In a logistics market full of unpredictable disruptions, supply chain data analytics provide a proactive solution to potential supply chain interruptions. Even during a “normal” marketplace environment, data can enhance supply chain logistics and increase customer satisfaction. According to a recent Gartner survey, supply chain executives rated advanced analytics as the second most important emerging technology in their field. Learning how to harness the power of applied data analytics can improve supply chain management, increase warehouse efficiency, and enable companies to make better-informed decisions.
Demand Forecasting and Process Optimization
Supply chain data analytics can uncover supply chain inefficiencies, such as delays, bottlenecks, or redundant activities. Access to accurate supply chain data about customer demand patterns, historical sales, and market trends, accompanied by a team of dedicated supply chain data analysts can help companies avoid these inefficiencies and outperform their competition. For instance, companies can use historical data to optimize transportation routes, which in turn enables them to better schedule labor for off-loading the arriving vehicle. The result is increased overall efficiency resulting in increased productivity, reduced costs and enhanced customer satisfaction, or simply put, process optimization.
Supplier Performance and Risk Management
The unpredictability of supplier performance can potentially hurt a distributor's reputation. A distributor can, however, evaluate supplier performance by analyzing data such as delivery times, product quality, and compliance with contractual agreements. By equipping a company with this data, they are positioned to make better decisions relating to supplier selection, negotiation of favorable terms, and identification of potential risks. Limiting the risk associated with supplier performance via data analytics simultaneously increases a company’s reputation while limiting fiscal liabilities.
Improved Warehouse Operations
The logistical improvements found in data analytics are most obviously demonstrated in the warehouse. Data on inventory levels, lead times, and supplier performance allows companies to optimize their inventory management. For instance, if analysts find that their company has slow-moving or obsolete stock, the company can then move that stock toward the back of their warehouse. Conversely, by analyzing the customer and historical trends mentioned above, a warehouse manager can move “hot” items toward more accessible parts of their warehouse. This reorientation can lead to more efficient replenishment strategies and an optimized warehouse. Additionally, a company can use data analytics to decide if they need to implement new or refine existing warehouse technology to meet the needs of their supply chain operations.
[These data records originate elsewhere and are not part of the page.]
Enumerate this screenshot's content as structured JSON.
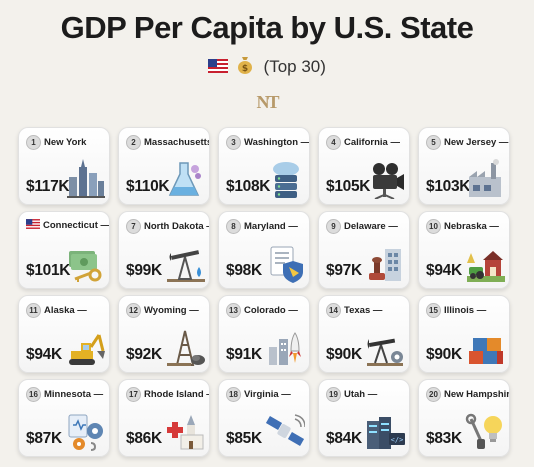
{
  "title": "GDP Per Capita by U.S. State",
  "subtitle": "(Top 30)",
  "logo_text": "NT",
  "cards": [
    {
      "rank": "1",
      "state": "New York",
      "value": "$117K",
      "icon": "skyline-icon"
    },
    {
      "rank": "2",
      "state": "Massachusetts",
      "value": "$110K",
      "icon": "flask-icon"
    },
    {
      "rank": "3",
      "state": "Washington —",
      "value": "$108K",
      "icon": "cloud-server-icon"
    },
    {
      "rank": "4",
      "state": "California —",
      "value": "$105K",
      "icon": "film-camera-icon"
    },
    {
      "rank": "5",
      "state": "New Jersey —",
      "value": "$103K",
      "icon": "factory-icon"
    },
    {
      "rank": "",
      "flag": true,
      "state": "Connecticut —",
      "value": "$101K",
      "icon": "money-key-icon"
    },
    {
      "rank": "7",
      "state": "North Dakota —",
      "value": "$99K",
      "icon": "oil-pump-icon"
    },
    {
      "rank": "8",
      "state": "Maryland —",
      "value": "$98K",
      "icon": "document-shield-icon"
    },
    {
      "rank": "9",
      "state": "Delaware —",
      "value": "$97K",
      "icon": "stamp-building-icon"
    },
    {
      "rank": "10",
      "state": "Nebraska —",
      "value": "$94K",
      "icon": "farm-icon"
    },
    {
      "rank": "11",
      "state": "Alaska —",
      "value": "$94K",
      "icon": "excavator-icon"
    },
    {
      "rank": "12",
      "state": "Wyoming —",
      "value": "$92K",
      "icon": "oil-derrick-icon"
    },
    {
      "rank": "13",
      "state": "Colorado —",
      "value": "$91K",
      "icon": "rocket-city-icon"
    },
    {
      "rank": "14",
      "state": "Texas —",
      "value": "$90K",
      "icon": "pumpjack-gear-icon"
    },
    {
      "rank": "15",
      "state": "Illinois —",
      "value": "$90K",
      "icon": "containers-icon"
    },
    {
      "rank": "16",
      "state": "Minnesota —",
      "value": "$87K",
      "icon": "medical-gear-icon"
    },
    {
      "rank": "17",
      "state": "Rhode Island —",
      "value": "$86K",
      "icon": "health-church-icon"
    },
    {
      "rank": "18",
      "state": "Virginia —",
      "value": "$85K",
      "icon": "satellite-icon"
    },
    {
      "rank": "19",
      "state": "Utah —",
      "value": "$84K",
      "icon": "data-center-icon"
    },
    {
      "rank": "20",
      "state": "New Hampshire",
      "value": "$83K",
      "icon": "lightbulb-tools-icon"
    }
  ]
}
Enhancing Customer Service
A company's success is limited by its reputation. Data-driven insights, when applied, can boost a company’s standing by improving customer service, and therefore customer satisfaction. A 2022 study found that companies with superior supply chain management competency exhibit higher levels of customer satisfaction and shareholder value than their industry averages. Data analytics enables companies to proactively communicate with customers, manage expectations, and resolve issues promptly. The result is increased customer satisfaction and loyalty.
Associated Risks of Data Analytics
An important factor to note, simply collecting and hoarding data does not achieve any of these desired goals. In fact, data overload can lead to a litany of unnecessary and potentially dangerous outcomes:
An excessive amount of data with no clear purpose can lead to information overload which clouds the ability to identify relevant insights. Companies should focus on collecting meaningful data that align with their strategic objectives and can drive actionable decisions.
Collecting and storing large amounts of data increases the risk of data breaches or unauthorized access.
The collection and management of vast quantities of supply chain data require significant resources, including storage, processing power, and skilled personnel. If the data collected does not provide tangible benefits or align with the company's goals, it can result in unnecessary expenses and divert resources away from more pressing objectives.
Attempting to mitigate these concerns can prove risky for an inexperienced organization. Few organizations have the data foundation-meaning the relevant talent and skills, the technological infrastructure, and the access to ample resources- to implement data-driven insights on their own. Failure to use data analytics at the industry standard can deplete financial resources, increase the likelihood of security breaches, and decrease customer satisfaction throughout.
Outsourcing data analytics and data-driven insights to a third-party logistics (3PL) provider can alleviate a company from these costly risks. It can also enable a company to focus on the core goals of its strategy while collaborating with the third-party provider to optimize that strategy. Finding the right supply chain solutions provider can improve supply chain management, optimize warehouse technology performance, uncover supply chain inefficiencies, and enable a company to make better-informed decisions. All these forces, individually and working together, decrease costs and improve customer satisfaction.